Some 16yrs ago I was sitting with one pilot from one Eastern European country while we were at Air War College, drinking whiskey and smoking cigars. His kid comes home from school and tell his dad: “hey, teacher told me I am special.”
My friend just nodded. Kid leaves and he tells me: “hey, I will not carpool tomorrow, need to visit teacher.”
He went to teacher and told her: “my kid didn’t invent HIV cure, got Nobel etc. Stop telling him he is special. In few months he is going back home and those kids over there will eat him alive if he comes with attitude that he is something special.”
We tell kids immediately that they are some special beings that walk this planet. By the time they make some money, they think they are entitled to three car garage, big luxury SUV etc.

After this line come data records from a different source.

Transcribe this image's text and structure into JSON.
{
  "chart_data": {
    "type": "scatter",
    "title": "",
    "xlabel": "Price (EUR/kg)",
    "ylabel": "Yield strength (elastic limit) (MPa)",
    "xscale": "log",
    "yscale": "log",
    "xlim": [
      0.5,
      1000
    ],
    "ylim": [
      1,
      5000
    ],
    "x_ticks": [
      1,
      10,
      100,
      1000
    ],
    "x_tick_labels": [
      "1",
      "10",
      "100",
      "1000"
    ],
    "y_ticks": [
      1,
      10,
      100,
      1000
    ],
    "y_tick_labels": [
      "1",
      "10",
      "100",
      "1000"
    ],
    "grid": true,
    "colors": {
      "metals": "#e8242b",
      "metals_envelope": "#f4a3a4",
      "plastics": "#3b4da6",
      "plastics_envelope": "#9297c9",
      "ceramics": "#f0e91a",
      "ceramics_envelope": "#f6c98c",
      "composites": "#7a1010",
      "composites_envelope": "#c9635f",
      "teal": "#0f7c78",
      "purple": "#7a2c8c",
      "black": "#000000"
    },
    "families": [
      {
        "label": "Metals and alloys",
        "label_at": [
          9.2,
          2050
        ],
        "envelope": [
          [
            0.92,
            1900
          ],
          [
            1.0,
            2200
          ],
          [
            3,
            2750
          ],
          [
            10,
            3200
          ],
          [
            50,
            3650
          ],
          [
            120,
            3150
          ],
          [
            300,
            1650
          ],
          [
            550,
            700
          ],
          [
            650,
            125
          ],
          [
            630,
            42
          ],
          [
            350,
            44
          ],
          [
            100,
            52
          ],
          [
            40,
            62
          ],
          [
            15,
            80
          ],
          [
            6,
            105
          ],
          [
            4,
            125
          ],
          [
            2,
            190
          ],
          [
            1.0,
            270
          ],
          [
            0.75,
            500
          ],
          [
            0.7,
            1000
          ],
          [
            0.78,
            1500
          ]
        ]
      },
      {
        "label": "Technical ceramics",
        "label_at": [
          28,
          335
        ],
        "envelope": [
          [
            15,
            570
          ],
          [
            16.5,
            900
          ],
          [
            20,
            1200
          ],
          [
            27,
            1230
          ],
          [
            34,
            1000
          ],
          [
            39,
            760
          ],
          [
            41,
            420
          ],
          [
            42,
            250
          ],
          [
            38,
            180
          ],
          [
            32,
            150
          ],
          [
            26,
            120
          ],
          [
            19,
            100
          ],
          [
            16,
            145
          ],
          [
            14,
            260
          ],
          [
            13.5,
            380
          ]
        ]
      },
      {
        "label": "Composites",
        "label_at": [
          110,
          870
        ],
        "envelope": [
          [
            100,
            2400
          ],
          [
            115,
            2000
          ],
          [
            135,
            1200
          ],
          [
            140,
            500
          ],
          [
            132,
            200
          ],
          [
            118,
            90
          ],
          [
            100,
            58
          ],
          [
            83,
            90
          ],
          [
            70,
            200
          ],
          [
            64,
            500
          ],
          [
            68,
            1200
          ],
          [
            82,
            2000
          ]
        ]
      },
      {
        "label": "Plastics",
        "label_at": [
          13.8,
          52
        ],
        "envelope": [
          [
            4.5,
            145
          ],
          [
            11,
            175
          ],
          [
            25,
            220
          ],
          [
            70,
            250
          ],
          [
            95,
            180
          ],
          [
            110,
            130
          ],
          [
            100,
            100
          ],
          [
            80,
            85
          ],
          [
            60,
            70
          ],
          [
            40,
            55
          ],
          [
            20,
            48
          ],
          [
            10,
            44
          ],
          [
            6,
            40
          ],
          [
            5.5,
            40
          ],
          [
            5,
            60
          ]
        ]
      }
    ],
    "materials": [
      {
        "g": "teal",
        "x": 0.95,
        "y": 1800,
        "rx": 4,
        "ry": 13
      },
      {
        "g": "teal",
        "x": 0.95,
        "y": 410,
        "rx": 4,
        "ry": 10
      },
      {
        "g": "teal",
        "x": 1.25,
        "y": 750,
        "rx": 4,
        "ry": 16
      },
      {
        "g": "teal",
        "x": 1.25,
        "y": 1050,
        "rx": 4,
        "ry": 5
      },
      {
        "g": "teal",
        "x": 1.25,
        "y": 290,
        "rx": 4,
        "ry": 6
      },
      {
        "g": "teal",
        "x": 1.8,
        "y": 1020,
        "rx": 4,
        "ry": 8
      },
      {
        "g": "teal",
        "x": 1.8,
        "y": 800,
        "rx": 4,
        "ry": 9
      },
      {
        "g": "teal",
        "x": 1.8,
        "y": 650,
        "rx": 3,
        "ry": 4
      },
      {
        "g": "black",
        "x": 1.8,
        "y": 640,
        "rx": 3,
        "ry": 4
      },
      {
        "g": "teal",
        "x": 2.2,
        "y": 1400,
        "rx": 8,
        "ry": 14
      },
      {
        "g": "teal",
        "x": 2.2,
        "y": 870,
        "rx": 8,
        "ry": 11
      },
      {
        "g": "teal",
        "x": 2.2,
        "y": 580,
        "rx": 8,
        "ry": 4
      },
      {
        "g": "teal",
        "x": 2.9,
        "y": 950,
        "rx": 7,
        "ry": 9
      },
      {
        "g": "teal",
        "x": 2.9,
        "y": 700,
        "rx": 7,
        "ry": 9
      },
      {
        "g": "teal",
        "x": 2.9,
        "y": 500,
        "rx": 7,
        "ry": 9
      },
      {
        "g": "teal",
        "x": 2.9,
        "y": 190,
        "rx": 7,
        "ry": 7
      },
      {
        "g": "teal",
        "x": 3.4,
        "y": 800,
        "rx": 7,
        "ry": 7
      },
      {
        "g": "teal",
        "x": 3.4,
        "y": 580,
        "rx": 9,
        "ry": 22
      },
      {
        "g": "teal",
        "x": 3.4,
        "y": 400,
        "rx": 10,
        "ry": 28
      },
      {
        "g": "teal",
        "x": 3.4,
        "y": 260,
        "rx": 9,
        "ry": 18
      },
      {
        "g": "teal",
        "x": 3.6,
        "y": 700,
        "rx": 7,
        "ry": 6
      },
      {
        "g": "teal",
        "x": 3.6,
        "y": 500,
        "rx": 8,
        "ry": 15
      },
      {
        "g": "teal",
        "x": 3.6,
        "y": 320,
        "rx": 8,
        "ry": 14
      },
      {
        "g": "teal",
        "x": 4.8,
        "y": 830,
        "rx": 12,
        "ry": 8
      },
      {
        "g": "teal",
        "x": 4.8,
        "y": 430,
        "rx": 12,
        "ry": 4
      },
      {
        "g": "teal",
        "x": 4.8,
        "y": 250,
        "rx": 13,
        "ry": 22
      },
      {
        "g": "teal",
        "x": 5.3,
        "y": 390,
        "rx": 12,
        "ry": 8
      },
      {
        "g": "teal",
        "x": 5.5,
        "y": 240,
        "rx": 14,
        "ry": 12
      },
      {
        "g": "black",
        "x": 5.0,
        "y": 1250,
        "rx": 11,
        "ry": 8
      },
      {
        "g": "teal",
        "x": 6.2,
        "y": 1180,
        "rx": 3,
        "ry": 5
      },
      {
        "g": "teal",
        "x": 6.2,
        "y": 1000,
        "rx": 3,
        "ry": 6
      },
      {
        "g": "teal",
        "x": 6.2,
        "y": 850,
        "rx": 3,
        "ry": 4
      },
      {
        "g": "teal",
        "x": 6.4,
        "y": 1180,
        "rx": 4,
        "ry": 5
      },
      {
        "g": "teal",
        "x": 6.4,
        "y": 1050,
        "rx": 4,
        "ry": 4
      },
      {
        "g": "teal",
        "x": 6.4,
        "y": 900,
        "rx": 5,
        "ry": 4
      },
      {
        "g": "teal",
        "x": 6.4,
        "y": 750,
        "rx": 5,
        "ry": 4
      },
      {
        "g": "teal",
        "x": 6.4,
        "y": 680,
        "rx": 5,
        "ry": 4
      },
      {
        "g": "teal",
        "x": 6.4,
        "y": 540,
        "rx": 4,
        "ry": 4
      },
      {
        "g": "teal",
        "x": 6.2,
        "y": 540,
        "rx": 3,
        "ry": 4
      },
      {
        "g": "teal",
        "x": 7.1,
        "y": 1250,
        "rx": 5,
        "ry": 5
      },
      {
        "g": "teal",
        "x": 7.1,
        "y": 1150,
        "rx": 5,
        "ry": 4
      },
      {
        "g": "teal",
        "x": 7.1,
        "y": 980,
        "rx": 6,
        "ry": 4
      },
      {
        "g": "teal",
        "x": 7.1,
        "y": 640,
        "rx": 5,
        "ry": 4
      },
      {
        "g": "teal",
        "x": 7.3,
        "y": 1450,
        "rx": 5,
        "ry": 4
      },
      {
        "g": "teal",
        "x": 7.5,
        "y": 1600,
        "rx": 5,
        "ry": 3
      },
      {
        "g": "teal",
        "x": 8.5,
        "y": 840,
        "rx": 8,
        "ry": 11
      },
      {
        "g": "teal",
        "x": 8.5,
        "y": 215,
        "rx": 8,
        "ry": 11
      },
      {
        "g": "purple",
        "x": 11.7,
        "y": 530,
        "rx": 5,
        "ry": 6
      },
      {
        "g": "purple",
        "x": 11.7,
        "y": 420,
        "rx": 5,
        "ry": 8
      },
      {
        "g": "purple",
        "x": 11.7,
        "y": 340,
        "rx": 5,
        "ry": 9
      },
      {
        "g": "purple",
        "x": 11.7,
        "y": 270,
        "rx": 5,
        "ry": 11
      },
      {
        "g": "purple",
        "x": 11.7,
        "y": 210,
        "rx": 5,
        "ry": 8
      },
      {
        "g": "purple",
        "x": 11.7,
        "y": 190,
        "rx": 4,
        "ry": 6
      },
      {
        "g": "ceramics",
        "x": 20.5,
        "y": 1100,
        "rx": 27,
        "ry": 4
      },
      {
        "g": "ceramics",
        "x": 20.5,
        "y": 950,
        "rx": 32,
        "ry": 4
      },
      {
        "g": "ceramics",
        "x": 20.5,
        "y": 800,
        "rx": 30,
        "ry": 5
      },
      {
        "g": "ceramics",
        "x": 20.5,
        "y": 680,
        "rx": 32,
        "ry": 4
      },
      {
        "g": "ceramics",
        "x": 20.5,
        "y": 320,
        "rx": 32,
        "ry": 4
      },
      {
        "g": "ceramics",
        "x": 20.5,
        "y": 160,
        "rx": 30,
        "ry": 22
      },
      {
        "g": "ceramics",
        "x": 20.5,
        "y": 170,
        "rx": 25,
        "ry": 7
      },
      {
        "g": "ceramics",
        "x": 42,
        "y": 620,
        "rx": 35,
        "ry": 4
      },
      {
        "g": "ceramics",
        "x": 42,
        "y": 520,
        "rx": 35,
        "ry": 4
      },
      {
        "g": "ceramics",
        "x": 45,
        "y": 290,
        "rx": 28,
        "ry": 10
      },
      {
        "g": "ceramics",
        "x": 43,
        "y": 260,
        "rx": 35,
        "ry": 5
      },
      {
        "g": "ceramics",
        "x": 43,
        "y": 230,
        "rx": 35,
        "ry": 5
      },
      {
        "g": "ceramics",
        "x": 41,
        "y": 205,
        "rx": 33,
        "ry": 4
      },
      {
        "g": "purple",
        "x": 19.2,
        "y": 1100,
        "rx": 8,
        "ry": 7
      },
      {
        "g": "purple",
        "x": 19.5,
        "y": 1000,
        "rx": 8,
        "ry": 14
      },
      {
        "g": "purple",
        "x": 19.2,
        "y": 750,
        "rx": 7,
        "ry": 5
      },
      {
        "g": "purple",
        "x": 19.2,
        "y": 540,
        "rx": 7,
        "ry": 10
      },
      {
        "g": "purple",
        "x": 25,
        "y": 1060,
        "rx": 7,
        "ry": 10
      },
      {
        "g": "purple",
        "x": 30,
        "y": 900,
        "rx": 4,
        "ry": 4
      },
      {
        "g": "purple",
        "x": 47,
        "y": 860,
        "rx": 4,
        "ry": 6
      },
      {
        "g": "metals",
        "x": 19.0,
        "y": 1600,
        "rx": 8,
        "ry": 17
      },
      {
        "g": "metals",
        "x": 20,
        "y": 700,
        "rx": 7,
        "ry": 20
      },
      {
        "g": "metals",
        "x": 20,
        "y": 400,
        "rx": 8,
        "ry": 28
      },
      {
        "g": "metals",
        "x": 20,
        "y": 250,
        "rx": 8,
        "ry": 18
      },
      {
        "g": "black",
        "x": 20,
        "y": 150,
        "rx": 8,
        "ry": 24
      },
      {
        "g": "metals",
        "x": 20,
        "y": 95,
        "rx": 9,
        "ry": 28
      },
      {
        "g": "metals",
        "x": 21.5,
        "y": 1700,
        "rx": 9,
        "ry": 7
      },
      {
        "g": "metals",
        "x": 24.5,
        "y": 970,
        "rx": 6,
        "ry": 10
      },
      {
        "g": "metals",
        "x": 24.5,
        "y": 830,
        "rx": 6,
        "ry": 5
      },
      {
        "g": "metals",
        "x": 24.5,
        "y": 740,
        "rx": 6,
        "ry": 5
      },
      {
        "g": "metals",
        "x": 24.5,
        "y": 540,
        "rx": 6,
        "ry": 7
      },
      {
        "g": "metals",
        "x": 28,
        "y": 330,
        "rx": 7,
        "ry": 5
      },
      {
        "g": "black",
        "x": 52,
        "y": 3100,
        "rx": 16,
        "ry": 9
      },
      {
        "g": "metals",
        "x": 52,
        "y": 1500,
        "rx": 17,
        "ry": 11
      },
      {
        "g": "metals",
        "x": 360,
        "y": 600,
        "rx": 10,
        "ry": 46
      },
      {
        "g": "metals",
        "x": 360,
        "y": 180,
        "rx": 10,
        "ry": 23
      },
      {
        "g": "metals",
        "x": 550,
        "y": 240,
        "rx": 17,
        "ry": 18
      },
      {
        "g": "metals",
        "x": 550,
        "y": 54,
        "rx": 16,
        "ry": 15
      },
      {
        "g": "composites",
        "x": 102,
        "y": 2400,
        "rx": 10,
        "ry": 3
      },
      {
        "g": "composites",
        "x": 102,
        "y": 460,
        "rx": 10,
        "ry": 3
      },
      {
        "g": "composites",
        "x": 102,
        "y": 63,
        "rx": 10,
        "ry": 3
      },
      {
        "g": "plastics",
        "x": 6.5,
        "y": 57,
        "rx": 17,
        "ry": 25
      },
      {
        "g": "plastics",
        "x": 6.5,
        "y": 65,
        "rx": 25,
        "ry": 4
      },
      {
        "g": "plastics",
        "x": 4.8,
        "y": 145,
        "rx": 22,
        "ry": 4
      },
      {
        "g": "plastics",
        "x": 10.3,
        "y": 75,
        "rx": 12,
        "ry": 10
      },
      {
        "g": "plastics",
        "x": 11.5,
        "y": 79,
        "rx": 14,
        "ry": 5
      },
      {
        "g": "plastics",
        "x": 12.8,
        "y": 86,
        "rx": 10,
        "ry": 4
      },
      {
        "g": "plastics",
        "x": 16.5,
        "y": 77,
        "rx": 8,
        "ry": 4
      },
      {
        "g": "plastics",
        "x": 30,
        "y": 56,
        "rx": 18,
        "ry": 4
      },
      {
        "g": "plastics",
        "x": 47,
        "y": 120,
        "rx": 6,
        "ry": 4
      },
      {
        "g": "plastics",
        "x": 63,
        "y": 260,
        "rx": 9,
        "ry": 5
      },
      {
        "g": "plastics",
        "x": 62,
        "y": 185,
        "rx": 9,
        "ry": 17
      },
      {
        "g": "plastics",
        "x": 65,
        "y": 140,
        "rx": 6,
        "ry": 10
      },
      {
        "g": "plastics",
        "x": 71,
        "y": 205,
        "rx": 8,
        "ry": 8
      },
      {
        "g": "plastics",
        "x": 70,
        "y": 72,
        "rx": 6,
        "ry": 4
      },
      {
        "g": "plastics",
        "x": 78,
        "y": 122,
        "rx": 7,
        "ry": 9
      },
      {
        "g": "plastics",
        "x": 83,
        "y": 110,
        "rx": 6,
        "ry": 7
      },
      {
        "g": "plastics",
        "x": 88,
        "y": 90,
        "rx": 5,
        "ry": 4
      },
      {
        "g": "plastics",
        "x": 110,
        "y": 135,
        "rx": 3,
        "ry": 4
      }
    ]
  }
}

Entitlements and expectations are killing us as society. There was a good article recently as to why Finland is one of the”happiest “ countries. Author argued that if you meet average Finn (he is Finish) you might really having trouble understanding how is that possible. But key is in life expectations. I must say he has a point. I met numerous people here that are genuinely unhappy because they live in 2,500sq ft house and not 4,000 sq ft house. That they don’t drive latest, baddest SUV with 35” tires etc. I actually witnessed couple who spent so much money into decking up two JEEP’s that they divorced as that resulted in bankruptcy. Parents of four small kids.
So Corolla with manual? That is for amateurs, who won’t bankrupt, though.